Surge of power outages in Australasia
Power management company Eaton Blackout Tracker Annual Report for New Zealand and Australia shows Eaton’s annual Blackout Tracker Report reveals a 27 percent surge in power outages affecting more than 1.7 million people in 2017.
New Zealand blackouts increased by 36 percent, with the North Island faced with widespread snowstorms, a big scrub fire and Cyclone Cook, while across the Tasman overall power outages increased by 19 percent, with Queensland overtaking New South Wales as the top blackout state after Cyclone Debbie caused devastation along the east coast in March.

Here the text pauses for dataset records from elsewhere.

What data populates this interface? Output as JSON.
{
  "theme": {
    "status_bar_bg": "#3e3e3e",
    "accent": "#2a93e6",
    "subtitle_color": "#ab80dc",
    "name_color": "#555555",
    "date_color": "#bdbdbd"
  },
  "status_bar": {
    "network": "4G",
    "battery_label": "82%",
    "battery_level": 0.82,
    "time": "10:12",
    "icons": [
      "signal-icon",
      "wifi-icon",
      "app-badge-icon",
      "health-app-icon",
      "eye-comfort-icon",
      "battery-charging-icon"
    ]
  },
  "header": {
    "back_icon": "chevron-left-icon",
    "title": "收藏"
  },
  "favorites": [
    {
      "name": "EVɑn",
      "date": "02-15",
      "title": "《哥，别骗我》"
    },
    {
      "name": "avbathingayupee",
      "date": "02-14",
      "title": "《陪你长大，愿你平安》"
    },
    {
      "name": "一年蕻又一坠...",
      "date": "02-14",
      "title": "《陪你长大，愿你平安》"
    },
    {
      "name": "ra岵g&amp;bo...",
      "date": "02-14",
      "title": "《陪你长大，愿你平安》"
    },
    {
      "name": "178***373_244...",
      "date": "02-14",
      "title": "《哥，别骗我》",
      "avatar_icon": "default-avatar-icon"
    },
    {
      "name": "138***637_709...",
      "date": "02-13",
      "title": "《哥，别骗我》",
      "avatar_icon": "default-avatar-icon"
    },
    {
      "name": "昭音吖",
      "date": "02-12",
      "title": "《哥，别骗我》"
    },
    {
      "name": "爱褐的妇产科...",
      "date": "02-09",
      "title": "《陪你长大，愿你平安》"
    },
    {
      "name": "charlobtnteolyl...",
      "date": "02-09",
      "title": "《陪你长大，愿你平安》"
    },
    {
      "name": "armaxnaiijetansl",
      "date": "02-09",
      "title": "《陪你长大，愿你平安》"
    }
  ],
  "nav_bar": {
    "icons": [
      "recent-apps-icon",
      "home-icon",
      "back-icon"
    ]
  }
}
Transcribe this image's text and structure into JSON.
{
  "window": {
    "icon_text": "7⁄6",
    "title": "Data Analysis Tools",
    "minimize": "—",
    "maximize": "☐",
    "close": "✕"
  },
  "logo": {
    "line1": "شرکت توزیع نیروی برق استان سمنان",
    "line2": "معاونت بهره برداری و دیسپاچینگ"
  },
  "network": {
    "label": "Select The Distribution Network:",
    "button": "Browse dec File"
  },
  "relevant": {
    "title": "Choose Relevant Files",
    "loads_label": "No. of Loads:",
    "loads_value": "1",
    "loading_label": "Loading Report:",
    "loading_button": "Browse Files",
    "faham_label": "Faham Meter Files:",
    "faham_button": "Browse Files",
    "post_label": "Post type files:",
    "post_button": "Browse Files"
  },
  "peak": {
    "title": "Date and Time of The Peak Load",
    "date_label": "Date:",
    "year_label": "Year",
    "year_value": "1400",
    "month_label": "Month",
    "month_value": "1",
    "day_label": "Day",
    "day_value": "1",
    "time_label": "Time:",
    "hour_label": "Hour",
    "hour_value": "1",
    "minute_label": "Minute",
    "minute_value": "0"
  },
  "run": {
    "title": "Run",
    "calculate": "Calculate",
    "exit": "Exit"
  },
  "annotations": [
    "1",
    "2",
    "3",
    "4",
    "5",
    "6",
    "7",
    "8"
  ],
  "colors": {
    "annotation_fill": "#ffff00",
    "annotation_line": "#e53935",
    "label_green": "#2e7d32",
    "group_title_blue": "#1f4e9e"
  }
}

Gordon Makryllos, Managing Director Australia and New Zealand at Eaton Industries said while the total number of people affected by power outages almost halved in 2017, businesses and individuals should still be wary as there was a higher frequency of small-scale blackouts and the average duration of outages increased by 39 percent.
“With almost three out of four blackouts caused by weather, falling trees, faulty equipment or human error – it is clear that many power outages are unexpected and often unavoidable, which serves as a timely reminder for businesses to review their power backup and disaster recovery plans to ensure IT systems and data are protected in the event of a power disruption.”
In Australia, an EMC Global Data Protection Index that surveyed
125 Australian companies found the average organisation experiences approximately three days of unexpected downtime per year, with data loss and other consequences totalling around AUD70 billion. The survey also showed that the majority of respondents not fully confident in their ability to recover after disruption.
“In the current era of digital connectivity and data dependency, the cost of power outages can be significant for any business – in particular those that have data collection technology in locations where recovery processes are complex and hard to reach. To reduce the risk of data loss, downtime and increased costs, it is important to have uninterruptible power systems (UPSs), generators and power management software solutions that can deliver backup power during outages.”
UNUSUAL OUTAGES AND CAUSES IN NEW ZEALAND INCLUDED:
Adding fuel to the fire, Feb. 15 – Christchurch: Widespread power outages resulted after smoke or flames from fires caused a Transpower 220 kV line to trip. Some 89,000 customers were left without electricity for 30 minutes.
A power employee’s ‘Oops’, March 2 – Christchurch: A utility supply representative said it “strongly suspected” that maintenance work near Trizel inadvertently led to a power cut that left 60,000 customers in the dark.
Too many Cooks, April 13 – Hawke’s Bay: Cyclone Cook caused landslips and brought down trees and power lines across much of the North Island, cutting power to 13,000 homes and businesses — a few hundred of which were in the dark for two and a half days.
In the line of fire, Feb. 5 – Ruakaka: A three- hectare scrub fire led to a blackout for 30,000 customers after flames erupted under a main feeder line.
Crash course, Jul 29 – Whanganui: A nine- day-long blackout resulted after a vehicle hit a power pole, snapping it off at the bottom. The force of the crash cut the power cable to a house and pulled the power connection from under the eaves, resulting in the lengthy outage.
Cutting it too fine, Aug 7 – Hawke’s Bay: Power was cut to 5,000 when a contractor accidently drove his roadside lawn mower into a wire fence – causing it to spring up and hit power lines.
Hitting the skids, Oct 12 – Kerikeri: A ‘boy racer’ doing skids caused a six- hour power outage to 700 customers, fleeing on foot after his car demolished a power pole.
Interesting outages in Australia were caused by an ‘unidentified critter’ that managed to make its way into a substation and, despite protective devices being installed on equipment, managed to out 18,000 customers for 150 minutes; a fault on the Gold Coast that left people stranded on multiple rides at Movie World for 10 minutes; a Townsville outage to 1200 customers at the start of the NRL Grand Final and a further 2000 affected in Brisbane the same night due to a ‘rogue animal’.
Blackout Tracker Annual Report data is based on a full year of reported power outages across Australia and New Zealand.